Rate hikes are not coming soon. Unemployment keeps falling, but wage growth is not strong enough yet. Downside economic risks are elevated. The forthcoming EU referendum provides uncertainty. The news since November points to low inflation lasting for longer, but not forever. But there are many hurdles before we reach that medium term, making it easy to dismiss for now.

We expect a dovish BoE to revise down growth and near term inflation forecasts whilst keeping the 3y forecast above target.

We consequently expect Thursday’s Quarterly Inflation Report (QIR) to be more dovish than November’s. We believe the BoE will signal the market’s dovish outlook for rates is out of sync with the BoE’s own by forecasting inflation above target at the 3y horizon. However, the market took little notice of this back when November’s QIR was released and with a Brexit vote on the horizon we see little reason for a different reaction this time around. 

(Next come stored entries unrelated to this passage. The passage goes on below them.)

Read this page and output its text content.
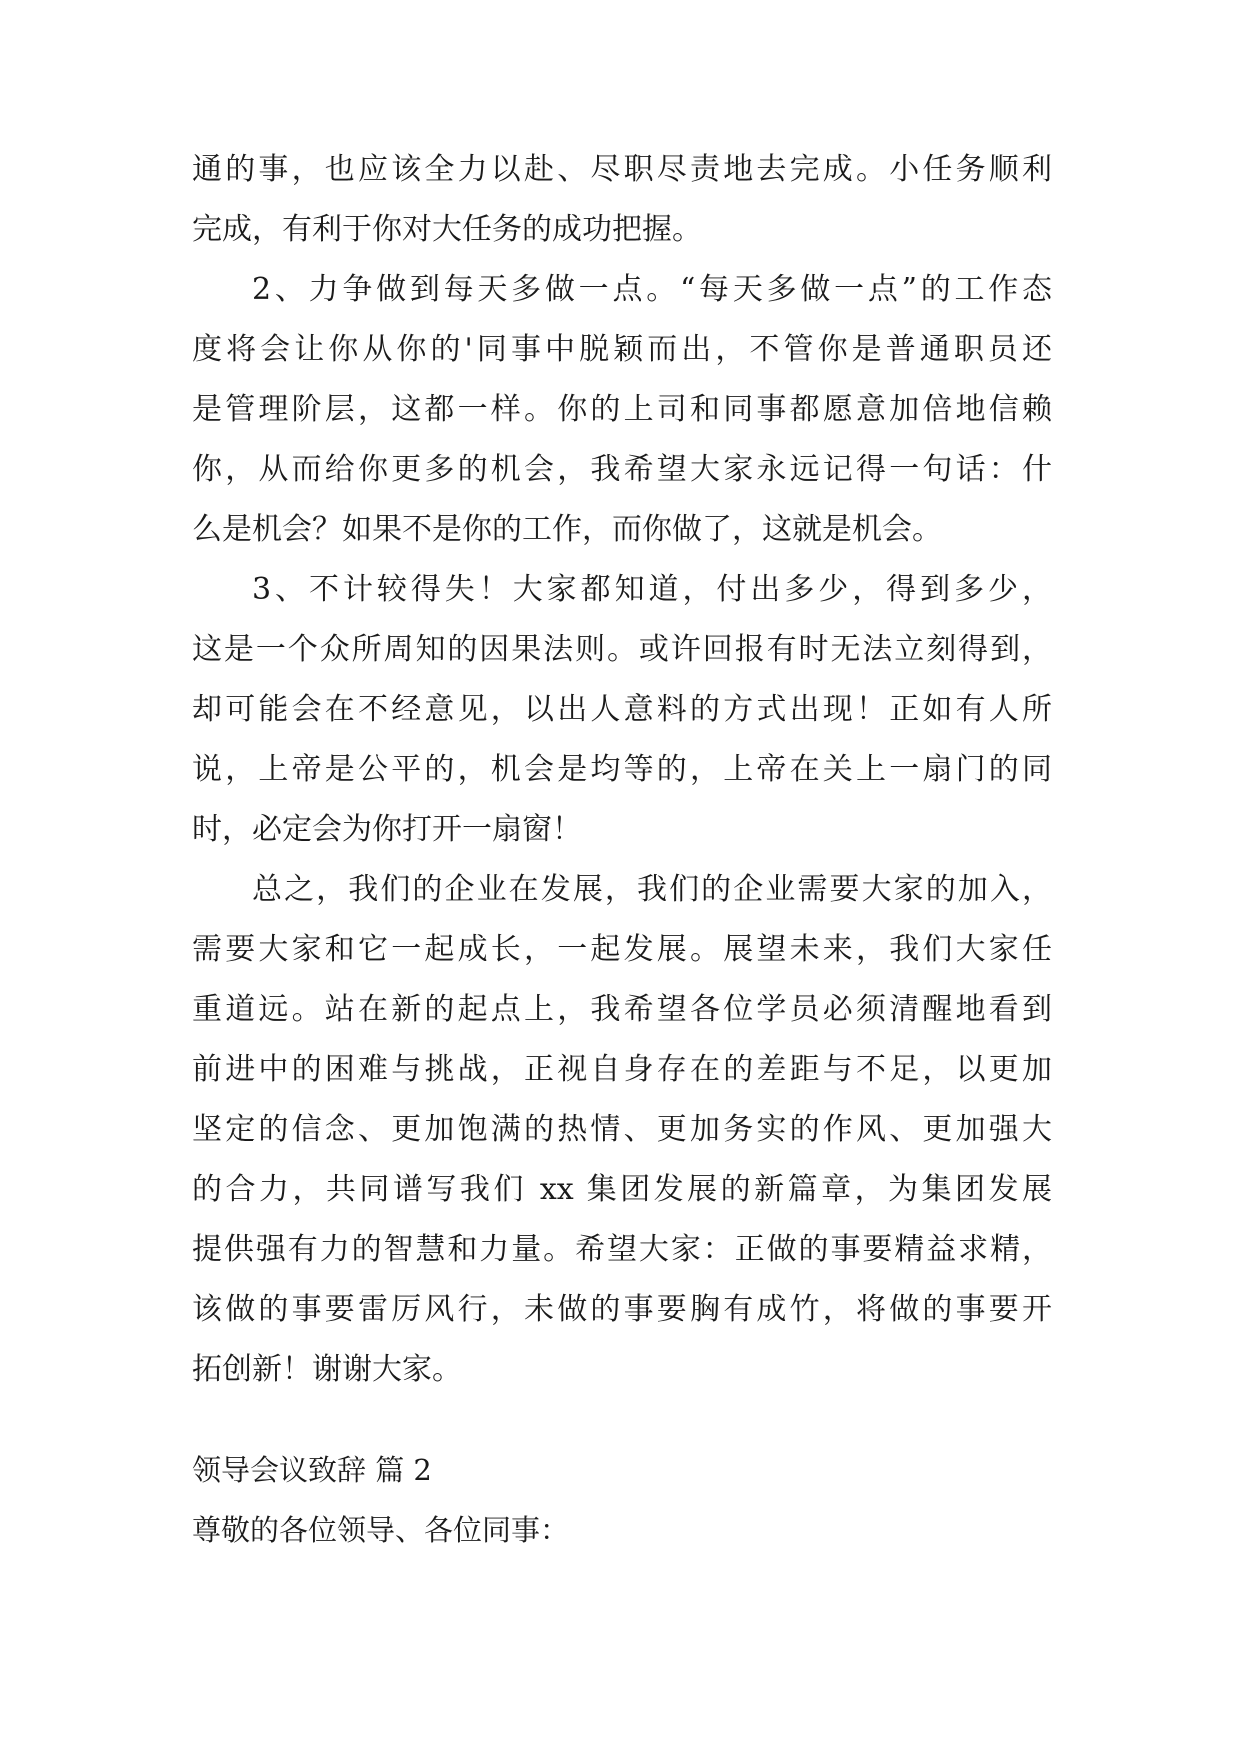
通的事，也应该全力以赴、尽职尽责地去完成。小任务顺利
完成，有利于你对大任务的成功把握。
2、力争做到每天多做一点。“每天多做一点”的工作态
度将会让你从你的'同事中脱颖而出，不管你是普通职员还
是管理阶层，这都一样。你的上司和同事都愿意加倍地信赖
你，从而给你更多的机会，我希望大家永远记得一句话：什
么是机会？如果不是你的工作，而你做了，这就是机会。
3、不计较得失！大家都知道，付出多少，得到多少，
这是一个众所周知的因果法则。或许回报有时无法立刻得到，
却可能会在不经意见，以出人意料的方式出现！正如有人所
说，上帝是公平的，机会是均等的，上帝在关上一扇门的同
时，必定会为你打开一扇窗！
总之，我们的企业在发展，我们的企业需要大家的加入，
需要大家和它一起成长，一起发展。展望未来，我们大家任
重道远。站在新的起点上，我希望各位学员必须清醒地看到
前进中的困难与挑战，正视自身存在的差距与不足，以更加
坚定的信念、更加饱满的热情、更加务实的作风、更加强大
的合力，共同谱写我们 xx 集团发展的新篇章，为集团发展
提供强有力的智慧和力量。希望大家：正做的事要精益求精，
该做的事要雷厉风行，未做的事要胸有成竹，将做的事要开
拓创新！谢谢大家。
领导会议致辞 篇 2
尊敬的各位领导、各位同事：
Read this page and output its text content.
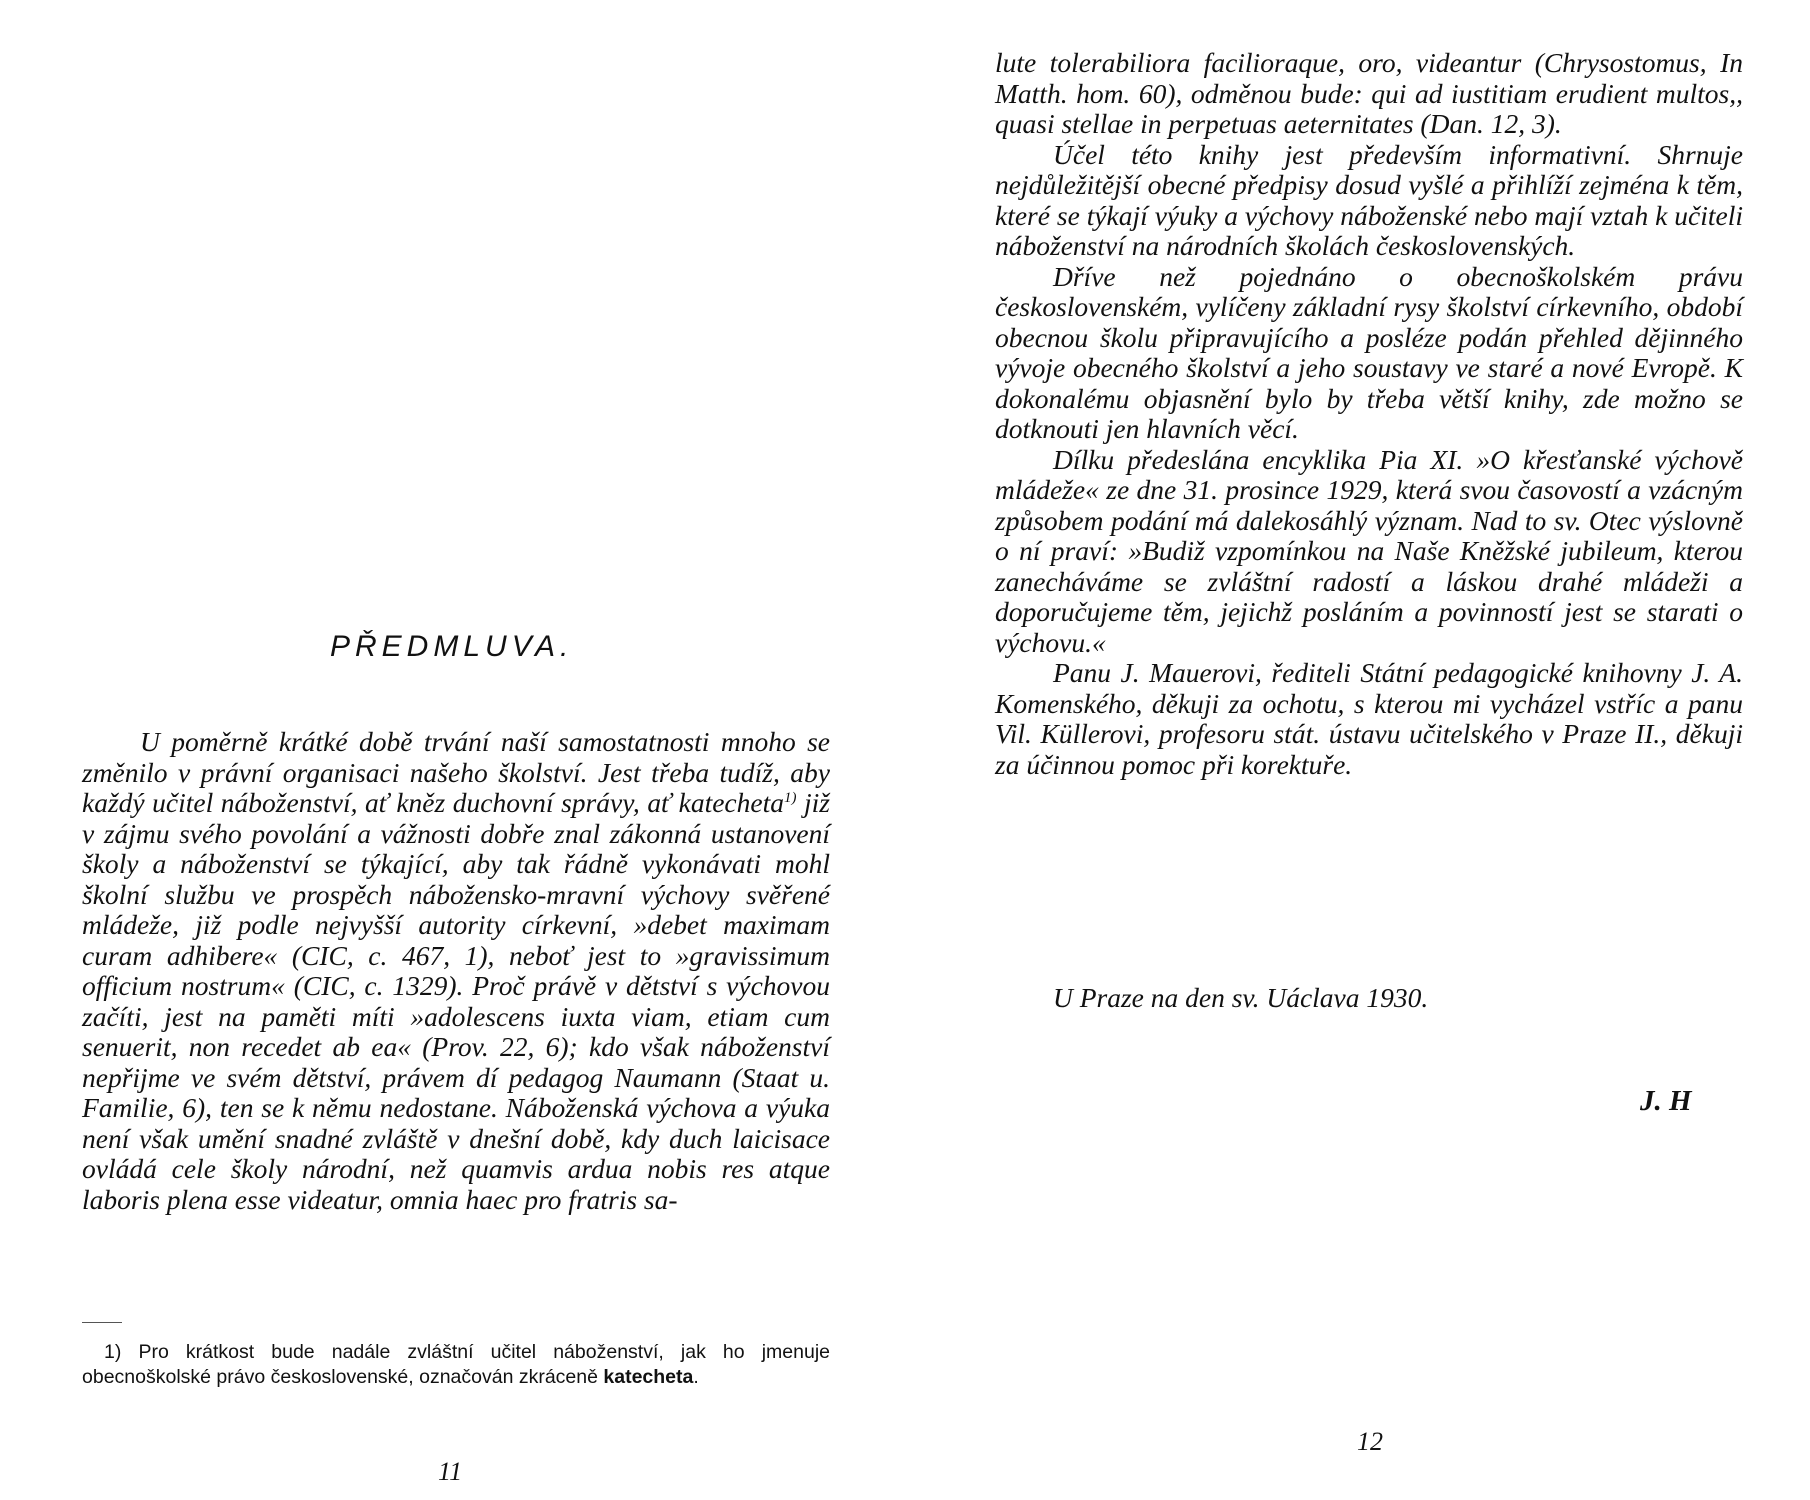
PŘEDMLUVA.

U poměrně krátké době trvání naší samostatnosti mnoho se změnilo v právní organisaci našeho školství. Jest třeba tudíž, aby každý učitel náboženství, ať kněz duchovní správy, ať katecheta$^{1)}$ již v zájmu svého povolání a vážnosti dobře znal zákonná ustanovení školy a náboženství se týkající, aby tak řádně vykonávati mohl školní službu ve prospěch nábožensko-mravní výchovy svěřené mládeže, již podle nejvyšší autority církevní, »debet maximam curam adhibere« (CIC, c. 467, 1), neboť jest to »gravissimum officium nostrum« (CIC, c. 1329). Proč právě v dětství s výchovou začíti, jest na paměti míti »adolescens iuxta viam, etiam cum senuerit, non recedet ab ea« (Prov. 22, 6); kdo však náboženství nepřijme ve svém dětství, právem dí pedagog Naumann (Staat u. Familie, 6), ten se k němu nedostane. Náboženská výchova a výuka není však umění snadné zvláště v dnešní době, kdy duch laicisace ovládá cele školy národní, než quamvis ardua nobis res atque laboris plena esse videatur, omnia haec pro fratris sa-

1) Pro krátkost bude nadále zvláštní učitel náboženství, jak ho jmenuje obecnoškolské právo československé, označován zkráceně katecheta.

11

lute tolerabiliora facilioraque, oro, videantur (Chrysostomus, In Matth. hom. 60), odměnou bude: qui ad iustitiam erudient multos,, quasi stellae in perpetuas aeternitates (Dan. 12, 3).

Účel této knihy jest především informativní. Shrnuje nejdůležitější obecné předpisy dosud vyšlé a přihlíží zejména k těm, které se týkají výuky a výchovy náboženské nebo mají vztah k učiteli náboženství na národních školách československých.

Dříve než pojednáno o obecnoškolském právu československém, vylíčeny základní rysy školství církevního, období obecnou školu připravujícího a posléze podán přehled dějinného vývoje obecného školství a jeho soustavy ve staré a nové Evropě. K dokonalému objasnění bylo by třeba větší knihy, zde možno se dotknouti jen hlavních věcí.

Dílku předeslána encyklika Pia XI. »O křesťanské výchově mládeže« ze dne 31. prosince 1929, která svou časovostí a vzácným způsobem podání má dalekosáhlý význam. Nad to sv. Otec výslovně o ní praví: »Budiž vzpomínkou na Naše Kněžské jubileum, kterou zanecháváme se zvláštní radostí a láskou drahé mládeži a doporučujeme těm, jejichž posláním a povinností jest se starati o výchovu.«

Panu J. Mauerovi, řediteli Státní pedagogické knihovny J. A. Komenského, děkuji za ochotu, s kterou mi vycházel vstříc a panu Vil. Küllerovi, profesoru stát. ústavu učitelského v Praze II., děkuji za účinnou pomoc při korektuře.

U Praze na den sv. Uáclava 1930.

J. H

12
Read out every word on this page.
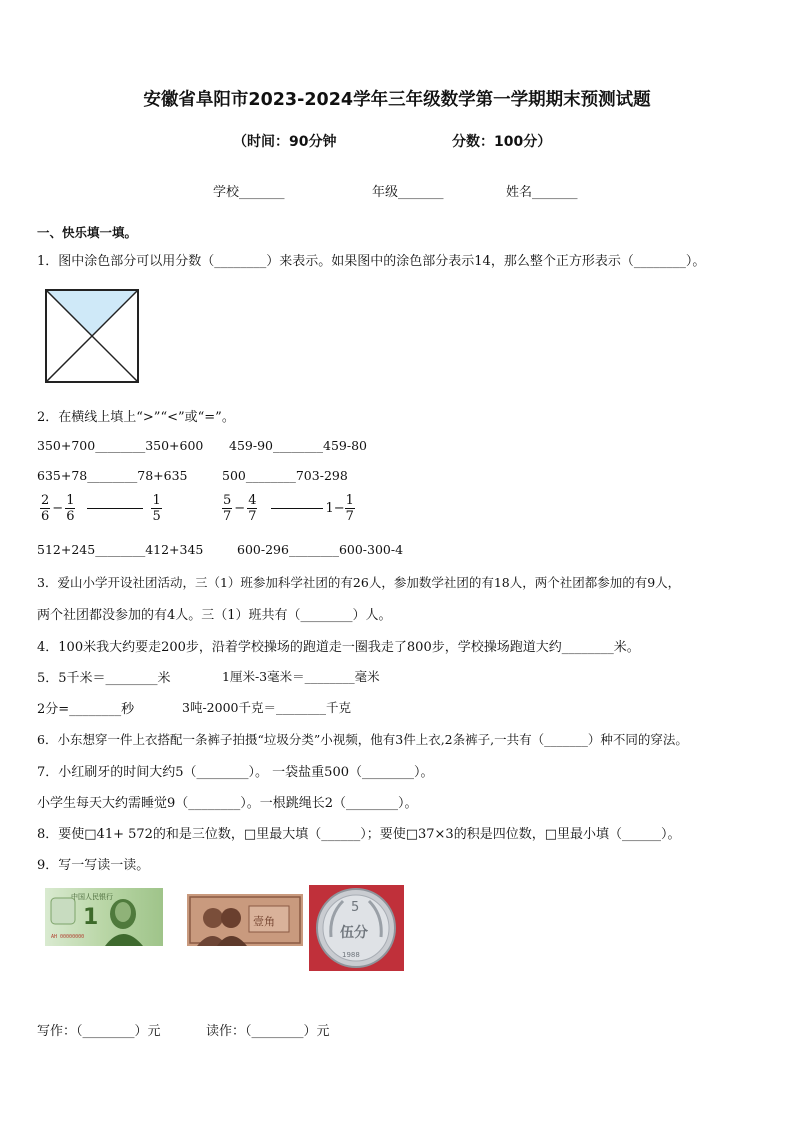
安徽省阜阳市2023-2024学年三年级数学第一学期期末预测试题
（时间：90分钟	分数：100分）
学校_______	年级_______	姓名_______
一、快乐填一填。
1．图中涂色部分可以用分数（________）来表示。如果图中的涂色部分表示14，那么整个正方形表示（________）。
2．在横线上填上“>”“<”或“=”。
350+700________350+600 459-90________459-80
635+78________78+635	500________703-298
$\frac{2}{6} - \frac{1}{6}$	$\frac{1}{5}$	$\frac{5}{7} - \frac{4}{7}$	$1- \frac{1}{7}$
512+245________412+345	600-296________600-300-4
3．爱山小学开设社团活动，三（1）班参加科学社团的有26人，参加数学社团的有18人，两个社团都参加的有9人，
两个社团都没参加的有4人。三（1）班共有（________）人。
4．100米我大约要走200步，沿着学校操场的跑道走一圈我走了800步，学校操场跑道大约________米。
5．5千米＝________米	1厘米-3毫米＝________毫米
2分=________秒	3吨-2000千克＝________千克
6．小东想穿一件上衣搭配一条裤子拍摄“垃圾分类”小视频，他有3件上衣,2条裤子,一共有（_______）种不同的穿法。
7．小红刷牙的时间大约5（________）。 一袋盐重500（________）。
小学生每天大约需睡觉9（________）。一根跳绳长2（________）。
8．要使□41+ 572的和是三位数，□里最大填（______）；要使□37×3的积是四位数，□里最小填（______）。
9．写一写读一读。
中国人民银行
1
AH 00000000
壹角
5
伍分
1988
写作：（________）元	读作：（________）元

FX: GBP relief likely to be temporary. 

Further GBP weakness likely remains the path of least resistance in the run-up to the Brexit Referendum. However, in our weekly proprietary flows publication, the Hedge Fund community has been taking profit on its short GBP position which hints at some stabilization in the near term. We think such relief is likely to prove fleeting. 

Furthermore, given the declining correlation between Fed and UK rate hike expectations, markets may be unwilling to meaningfully bring forward expectations for UK rate hikes until the uncertainty of the EU referendum has lifted. This view seems to have been vindicated in a recent speech, where Carney, when asked on the Brexit debate commented: "I would say at this stage we pick up awareness of political events". Furthermore, and despite his insistence that growth was solid and consumer confidence was high, the question on when to hike rates is "unknowable". We believe UK rates markets will therefore have little appetite to bring forward UK rate hike expectations and GBP will thus lack a significant pillar of support.